Sowa, po wysłuchaniu skarg przekonuje ptaki, że bez problemu dadzą radę niedźwiedziowi. Mogą mu się postawić i on nic im nie zrobi, bo on jest jeden, a ptaków setki. Wśród zgromadzonych skrzydlatych przyjaciół znalazł się jednak ktoś, kto o planach ich zamierza ukradkiem donieść niedźwiedziowi. To sroka. Chciwa taka, a na dodatek ma nadzieję że za jej donos, niedźwiedź ją doceni. Ach, jakże się pomyliła...
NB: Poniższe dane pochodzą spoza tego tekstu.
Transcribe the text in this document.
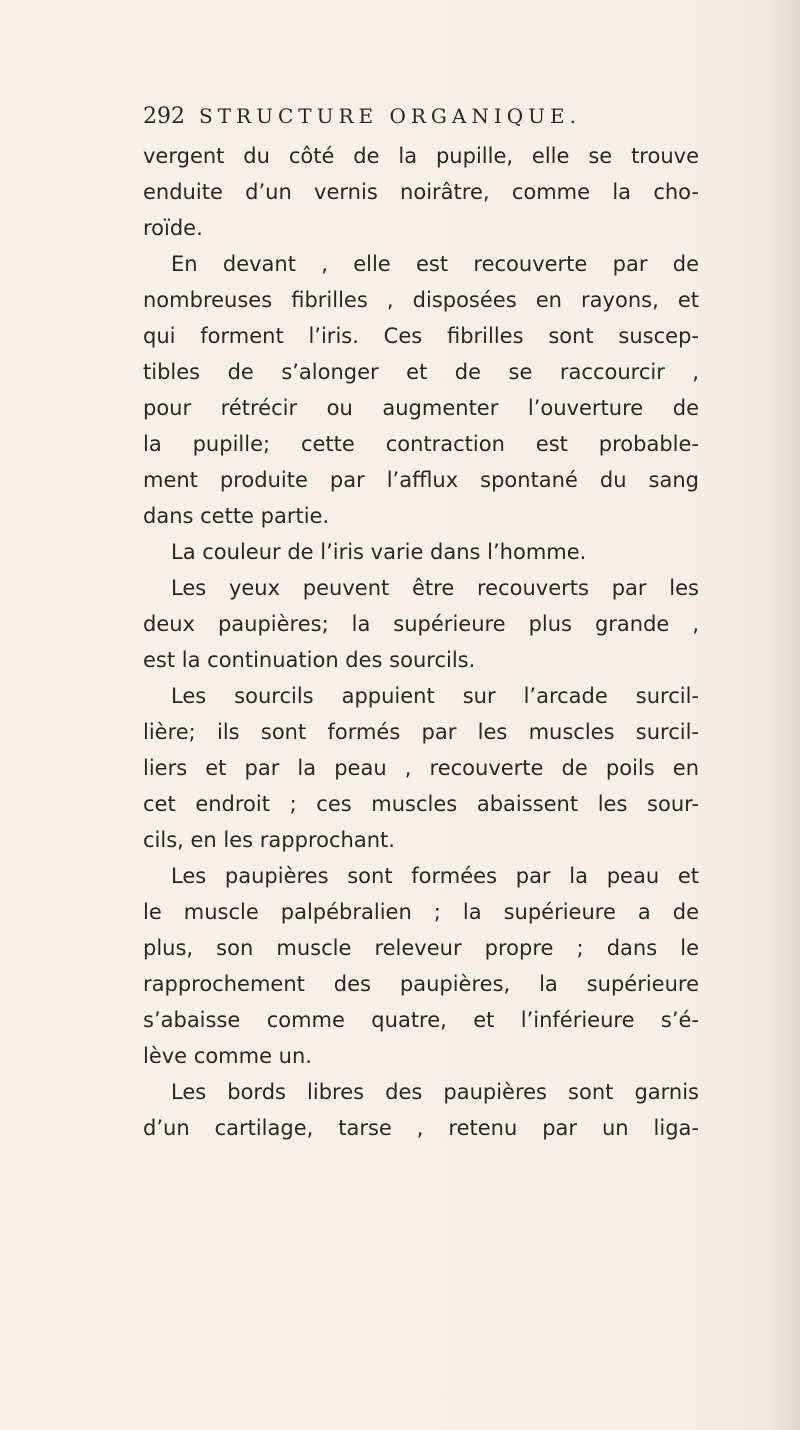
292 STRUCTURE ORGANIQUE.
vergent du côté de la pupille, elle se trouve
enduite d’un vernis noirâtre, comme la cho-
roïde.
En devant , elle est recouverte par de
nombreuses fibrilles , disposées en rayons, et
qui forment l’iris. Ces fibrilles sont suscep-
tibles de s’alonger et de se raccourcir ,
pour rétrécir ou augmenter l’ouverture de
la pupille; cette contraction est probable-
ment produite par l’afflux spontané du sang
dans cette partie.
La couleur de l’iris varie dans l’homme.
Les yeux peuvent être recouverts par les
deux paupières; la supérieure plus grande ,
est la continuation des sourcils.
Les sourcils appuient sur l’arcade surcil-
lière; ils sont formés par les muscles surcil-
liers et par la peau , recouverte de poils en
cet endroit ; ces muscles abaissent les sour-
cils, en les rapprochant.
Les paupières sont formées par la peau et
le muscle palpébralien ; la supérieure a de
plus, son muscle releveur propre ; dans le
rapprochement des paupières, la supérieure
s’abaisse comme quatre, et l’inférieure s’é-
lève comme un.
Les bords libres des paupières sont garnis
d’un cartilage, tarse , retenu par un liga-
I zaczęło się. Ptaki zbuntowane, próbują obalić rządy niedźwiedzia. Jednak coś poszło nie do końca tak, jak miało. Sowa, bohaterska i odważna, odchodzi do chmur. Dlaczego...?
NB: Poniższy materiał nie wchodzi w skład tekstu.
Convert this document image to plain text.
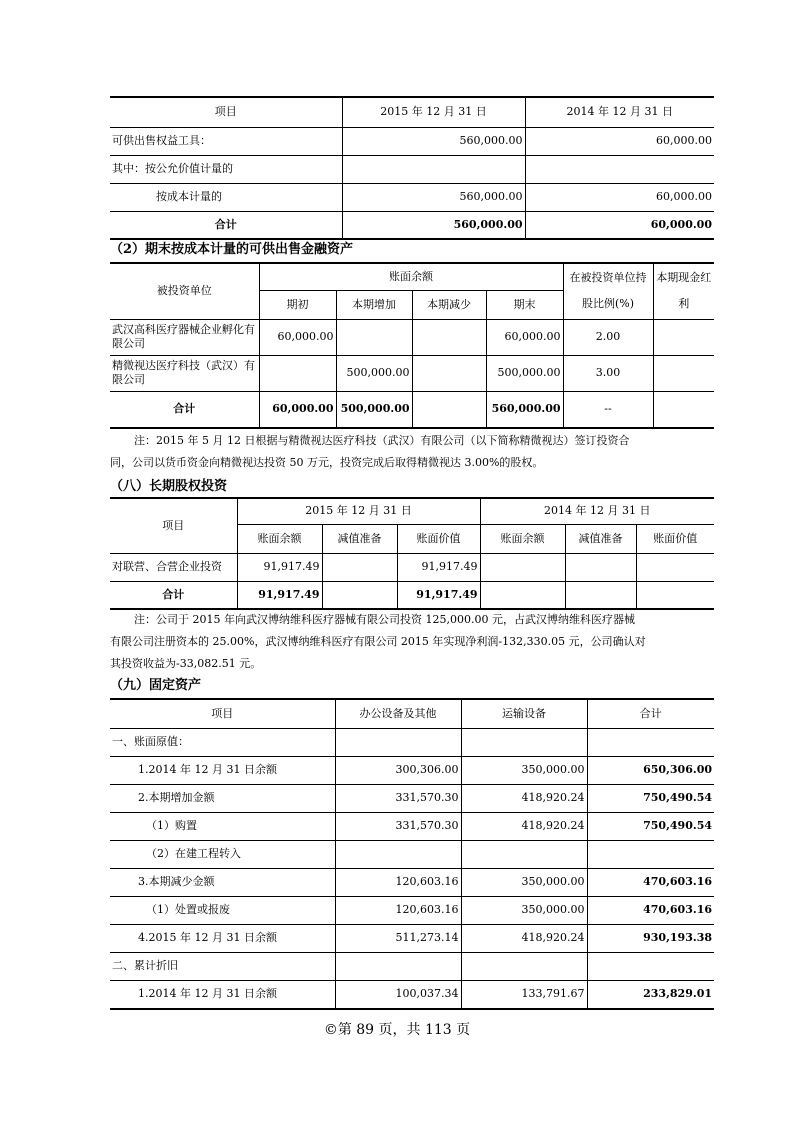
项目	2015 年 12 月 31 日	2014 年 12 月 31 日
可供出售权益工具：	560,000.00	60,000.00
其中：按公允价值计量的		
按成本计量的	560,000.00	60,000.00
合计	560,000.00	60,000.00
（2）期末按成本计量的可供出售金融资产
被投资单位	账面余额				在被投资单位持股比例(%)	本期现金红利
	期初	本期增加	本期减少	期末		
武汉高科医疗器械企业孵化有限公司	60,000.00			60,000.00	2.00	
精微视达医疗科技（武汉）有限公司		500,000.00		500,000.00	3.00	
合计	60,000.00	500,000.00		560,000.00	--	

注：2015 年 5 月 12 日根据与精微视达医疗科技（武汉）有限公司（以下简称精微视达）签订投资合

同，公司以货币资金向精微视达投资 50 万元，投资完成后取得精微视达 3.00%的股权。

（八）长期股权投资
项目	2015 年 12 月 31 日			2014 年 12 月 31 日		
	账面余额	减值准备	账面价值	账面余额	减值准备	账面价值
对联营、合营企业投资	91,917.49		91,917.49			
合计	91,917.49		91,917.49			

注：公司于 2015 年向武汉博纳维科医疗器械有限公司投资 125,000.00 元，占武汉博纳维科医疗器械

有限公司注册资本的 25.00%，武汉博纳维科医疗有限公司 2015 年实现净利润-132,330.05 元，公司确认对

其投资收益为-33,082.51 元。

（九）固定资产
项目	办公设备及其他	运输设备	合计
一、账面原值：			
1.2014 年 12 月 31 日余额	300,306.00	350,000.00	650,306.00
2.本期增加金额	331,570.30	418,920.24	750,490.54
（1）购置	331,570.30	418,920.24	750,490.54
（2）在建工程转入			
3.本期减少金额	120,603.16	350,000.00	470,603.16
（1）处置或报废	120,603.16	350,000.00	470,603.16
4.2015 年 12 月 31 日余额	511,273.14	418,920.24	930,193.38
二、累计折旧			
1.2014 年 12 月 31 日余额	100,037.34	133,791.67	233,829.01
©第 89 页，共 113 页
Pieśń o sowie, to historia z pozoru smutna - bo główna bohaterka za szybko kończy swój żywot. Ale jej odejście nie pójdzie na marne. Od tego bowiem czasu, swą opieką otacza całe leśne królestwo. A co z niedźwiedziem?
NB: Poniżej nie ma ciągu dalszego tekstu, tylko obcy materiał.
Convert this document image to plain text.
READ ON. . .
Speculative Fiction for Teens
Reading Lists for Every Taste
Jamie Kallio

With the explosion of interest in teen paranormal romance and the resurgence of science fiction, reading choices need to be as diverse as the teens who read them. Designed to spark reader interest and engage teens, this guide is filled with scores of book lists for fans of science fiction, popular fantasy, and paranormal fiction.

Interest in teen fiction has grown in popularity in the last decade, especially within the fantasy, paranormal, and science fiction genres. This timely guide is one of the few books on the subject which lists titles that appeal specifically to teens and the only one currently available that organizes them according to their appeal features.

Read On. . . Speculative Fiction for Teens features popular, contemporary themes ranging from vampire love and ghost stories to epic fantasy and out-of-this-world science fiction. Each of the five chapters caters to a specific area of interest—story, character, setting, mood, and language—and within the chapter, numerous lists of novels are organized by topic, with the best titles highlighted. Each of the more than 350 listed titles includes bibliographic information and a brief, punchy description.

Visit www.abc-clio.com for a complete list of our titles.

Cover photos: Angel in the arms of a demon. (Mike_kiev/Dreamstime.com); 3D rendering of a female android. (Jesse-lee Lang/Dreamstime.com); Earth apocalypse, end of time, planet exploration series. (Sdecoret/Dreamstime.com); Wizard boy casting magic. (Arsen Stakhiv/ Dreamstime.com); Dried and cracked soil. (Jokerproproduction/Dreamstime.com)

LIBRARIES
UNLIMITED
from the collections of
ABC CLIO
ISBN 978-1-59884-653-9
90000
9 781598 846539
Nie mogę zdradzić wszystkiego. Ale mogę napisać, że Pieśń o sowie to ważna książka. Przekazuje pewne wartości. Pokazuje, że nie wszystko kończy się wraz z odejściem bohatera na tamten świat. Wbrew dość tragicznej końcówce, napisana jest w sposób całkiem zabawny, należy zdecydowanie do lektur lekkich, takich które szybko się czyta. Pochłania się ją niemalże jednym tchem. Całość dopełniają przyjemne dla oka ilustracje. A czytanie Pieśni o sowie jest bez wątpienia wspaniałym wstępem do rozpoczęcia przygody z różnymi nurtami literackimi.